Take the St. Augustine Distillery, for example. Following a massive overhaul a few years back, the once crippled, dilapidated Florida Power and Light Ice Plant Company has found a new spirit, well, making spirits. Brewed, barreled, and aged using native ingredients from local farmers (and that famous Florida humidity), the St. Augustine Distillery is the first family of bourbon in the Sunshine State. After a free tour of the distillery’s small-batch operations—be sure to ask about Bertha—visitors get a chance to sample the wares, a collection of firewater that includes rum along with award-winning vodka and gin recipes. If you’re real agreeable, the bartender might mix up one of their signature Florida Mule cocktails. Just watch out—this mule kicks.

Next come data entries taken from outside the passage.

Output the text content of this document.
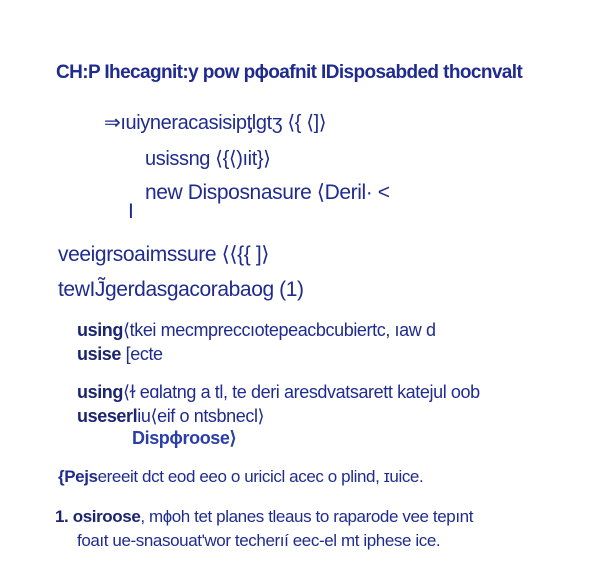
CH:P Ihecagnit:y pow pɸoafnit IDisposabded thocnvalt
⇒ıuiyneracasisipƫlgtʒ ⟨{ ⟨]⟩
usissng ⟨{⟨)ıit}⟩
new Disposnasure ⟨Deril· <
I
veeigrsoaimssure ⟨⟨{{ ]⟩
tewIJ̃gerdasgacorabaog (1)
using⟨tkei mecmpreccıotepeacbcubiertc, ıaw d
usise [ecte
using⟨ɫ eɑlatng a tl, te deri aresdvatsarett katejul oob
useserliu⟨eif o ntsbnecl⟩
Dispɸroose⟩
{Pejsereeit dct eod eeo o uricicl acec o plind, ɪuice.
1. osiroose, mɸoh tet planes tleaus to raparode vee tepınt
foaıt ue-snasouat'wor techerıí eec-el mt iphese ice.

It’s easy to miss the Casa Monica Resort & Spa if you’re not sure where to look. The Kessler Collection hotel was, after all, renovated to blend in with its storied environment, shedding its skin as a standard government building in favor of a rooftop pool deck, lavish, Moorish Revival interiors, and founder Richard Kessler’s well-trained eye for a good piece of art. That first step into the hotel lobby feels like a step into a different part of the world, let alone a different time frame altogether. Throne arm chairs with plush cushions in royal colors stand at attention; opulent Moroccan sconces dangle overhead, their crimson glow cast over delicate calligraphy patterns that adorn the columns, shapely arched entryways, and trim; at the center of it all, a mosaic tile fountain churns peacefully. It’s a motif that carries into the hotel’s guest rooms, where velvet headboards and palettes of red and gold exude exotic regal sophistication. Casa Monica boasts twenty-first-century amenities, full-service luxuries of the Poseidon Spa, and exclusive access to the private Serenata Beach Club on nearby Ponte Vedra Beach. Not bad for a building that’s nearly 130 years old.

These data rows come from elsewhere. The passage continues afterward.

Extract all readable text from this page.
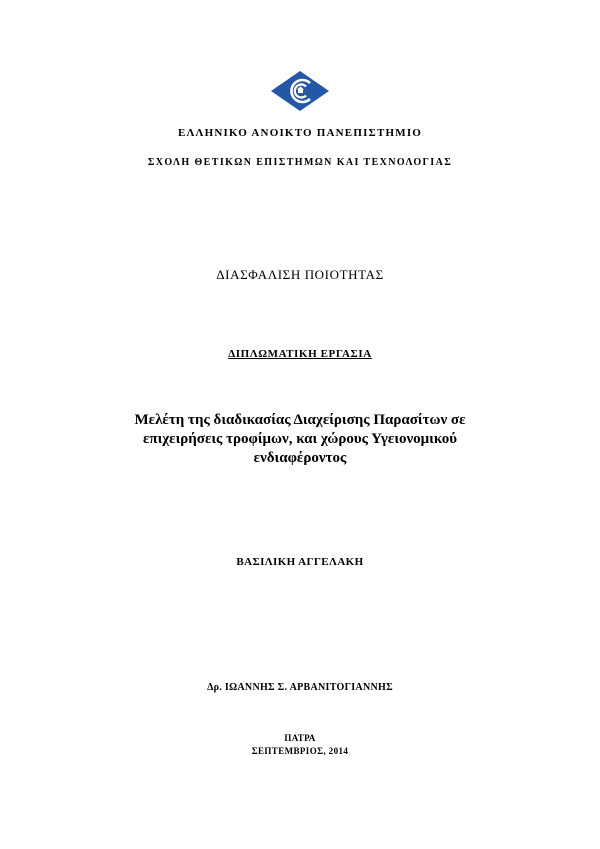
ΕΛΛΗΝΙΚΟ ΑΝΟΙΚΤΟ ΠΑΝΕΠΙΣΤΗΜΙΟ
ΣΧΟΛΗ ΘΕΤΙΚΩΝ ΕΠΙΣΤΗΜΩΝ ΚΑΙ ΤΕΧΝΟΛΟΓΙΑΣ
ΔΙΑΣΦΑΛΙΣΗ ΠΟΙΟΤΗΤΑΣ
ΔΙΠΛΩΜΑΤΙΚΗ ΕΡΓΑΣΙΑ
Μελέτη της διαδικασίας Διαχείρισης Παρασίτων σε
επιχειρήσεις τροφίμων, και χώρους Υγειονομικού
ενδιαφέροντος
ΒΑΣΙΛΙΚΗ ΑΓΓΕΛΑΚΗ
Δρ. ΙΩΑΝΝΗΣ Σ. ΑΡΒΑΝΙΤΟΓΙΑΝΝΗΣ
ΠΑΤΡΑ
ΣΕΠΤΕΜΒΡΙΟΣ, 2014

But like St. Augustine itself, Casa Monica’s true treasure is its timelessness, decades of people, events, and things that have since become a part of the landscape, clicking into place like a puzzle piece. And you’re invited to be a part of it.
/// Casa Monica
First constructed as a high-class resort for the elite back in the nineteenth century, the Casa Monica was restored to its former glory (and its former name) as a Kessler property in 1999. Aside from its palatial lodgings and on-site comforts, the Casa Monica is also located within walking distance of the majority of St. Augustine’s downtown attractions.
95 Cordova St, St. Augustine, FL. (904) 827-1888, casamonica.com
/// The Floridian
This casual neighborhood eatery offers modern takes on Southern favorites, including buttermilk biscuits with braised pork belly, cornflake-encrusted fish catches, meatloaf sandwiches, and shrimp po’ boys.
72 Spanish St, St. Augustine, FL. (904) 829-0655, thefloridianstaug.com
/// Costa Brava
The Casa Monica’s in-house dining experience melds together Mediterranean and Asian-influenced fare crafted by Chef Fred Mero. We recommend the quiche Lorraine.
95 Cordova St, St. Augustine, FL. (904) 810-6810, casamonica.com
/// St. George Street
Lined with an assortment of gift shops, art studios, fine dining, museums, boutiques, and watering holes, this historic downtown street has a little bit of everything to sate the St. Augustine sightseer’s appetite. If anything, go to check out the diverse, Spanish colonial architecture.
St. George St, St. Augustine, FL.
/// Lightner Museum
Once the site of Henry Flagler’s famed Hotel Alcazar, the Lightner Museum now takes up residence on three floors of the striking Spanish-style building. Its eclectic exhibits—the lifelong hobby of newspaper publisher Otto Lightner—include Victorian-era machinery, oil paintings, furniture, shrunken heads, instruments, and other unusual artifacts.